FW: A Secretary in Your PC

Lane laneonline at yahoo.com
Fri Jul 21 20:43:01 UTC 2006


New York Times
Like Having a Secretary in Your PC 
by David Pogue
July 20, 2006

TESTING, testing, one two three. Is this thing on? 

Well, I’ll be darned. It’s really on and it’s really
working. I’m wearing a headset, talking, and my PC is
writing down everything I say in Microsoft Word. I’m
speaking at full speed, perfectly normally except that
I’m pronouncing the punctuation (comma), like this
(period). 

Let’s try something a little tougher. Pyridoxine
hydrochloride. Antagonistic Lilliputians.
Infinitesimal zithers. 

Hm! Not bad. 

Oh, hi, honey. Did you get to the bank before it
closed? Oh, hold on, let me turn off the mike.
Wouldn’t want our conversation to wind up in my
column!

O.K., back again. The software I’m using is Dragon
NaturallySpeaking 9.0 (www.nuance.com), the latest
version of the best-selling speech-recognition
software for Windows. This software, which made its
debut Tuesday, is remarkable for two reasons.

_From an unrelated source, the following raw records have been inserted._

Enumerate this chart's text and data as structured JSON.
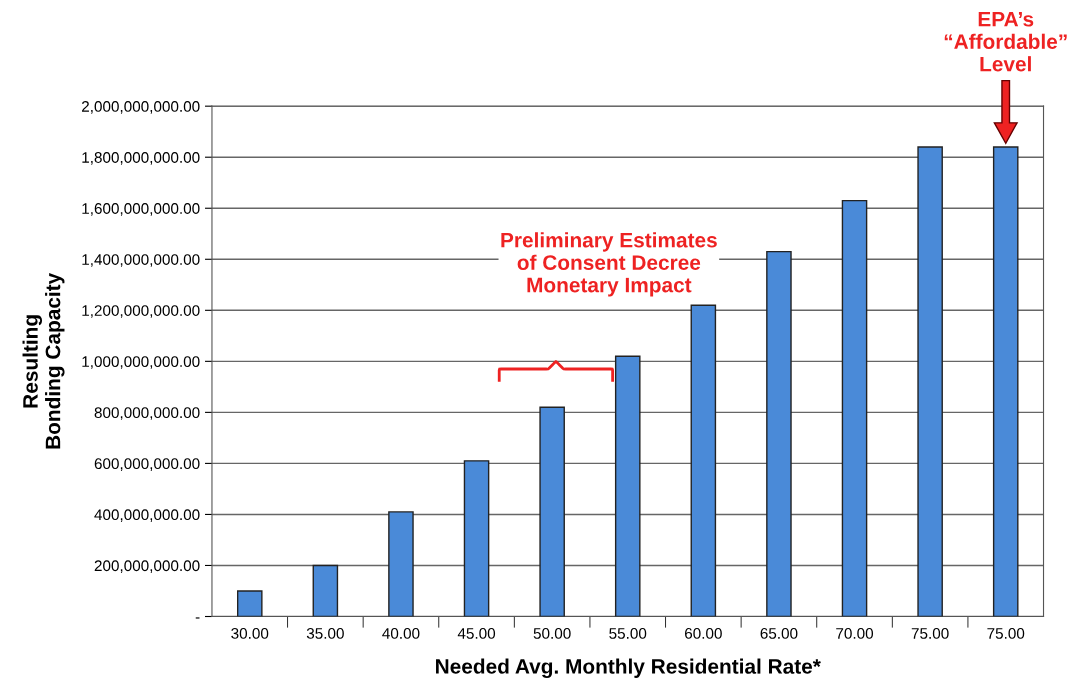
{
  "chart_data": {
    "type": "bar",
    "xlabel": "Needed Avg. Monthly Residential Rate*",
    "ylabel": "Resulting\nBonding Capacity",
    "categories": [
      "30.00",
      "35.00",
      "40.00",
      "45.00",
      "50.00",
      "55.00",
      "60.00",
      "65.00",
      "70.00",
      "75.00",
      "75.00"
    ],
    "values": [
      100000000,
      200000000,
      410000000,
      610000000,
      820000000,
      1020000000,
      1220000000,
      1430000000,
      1630000000,
      1840000000,
      1840000000
    ],
    "color": "#4a8ad8",
    "ylim": [
      0,
      2000000000
    ],
    "yticks": [
      {
        "value": 0,
        "label": "-"
      },
      {
        "value": 200000000,
        "label": "200,000,000.00"
      },
      {
        "value": 400000000,
        "label": "400,000,000.00"
      },
      {
        "value": 600000000,
        "label": "600,000,000.00"
      },
      {
        "value": 800000000,
        "label": "800,000,000.00"
      },
      {
        "value": 1000000000,
        "label": "1,000,000,000.00"
      },
      {
        "value": 1200000000,
        "label": "1,200,000,000.00"
      },
      {
        "value": 1400000000,
        "label": "1,400,000,000.00"
      },
      {
        "value": 1600000000,
        "label": "1,600,000,000.00"
      },
      {
        "value": 1800000000,
        "label": "1,800,000,000.00"
      },
      {
        "value": 2000000000,
        "label": "2,000,000,000.00"
      }
    ],
    "grid": "y",
    "annotations": [
      "Preliminary Estimates\nof Consent Decree\nMonetary Impact",
      "EPA’s\n“Affordable”\nLevel"
    ]
  }
}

Reason 1: You don’t have to train this software.
That’s when you have to read aloud a canned piece of
prose that it displays on the screen — a standard
ritual that has begun the speech-recognition adventure
for thousands of people.

I can remember, in the early days, having to read 45
minutes’ worth of these scripts for the software’s
benefit. But each successive version of
NaturallySpeaking has required less training time; in
Version 8, five minutes was all it took.

And now they’ve topped that: NatSpeak 9 requires no
training at all.

I gave it a test. After a fresh installation of the
software, I opened a random page in a book and read a
1,000-word passage — without doing any training. 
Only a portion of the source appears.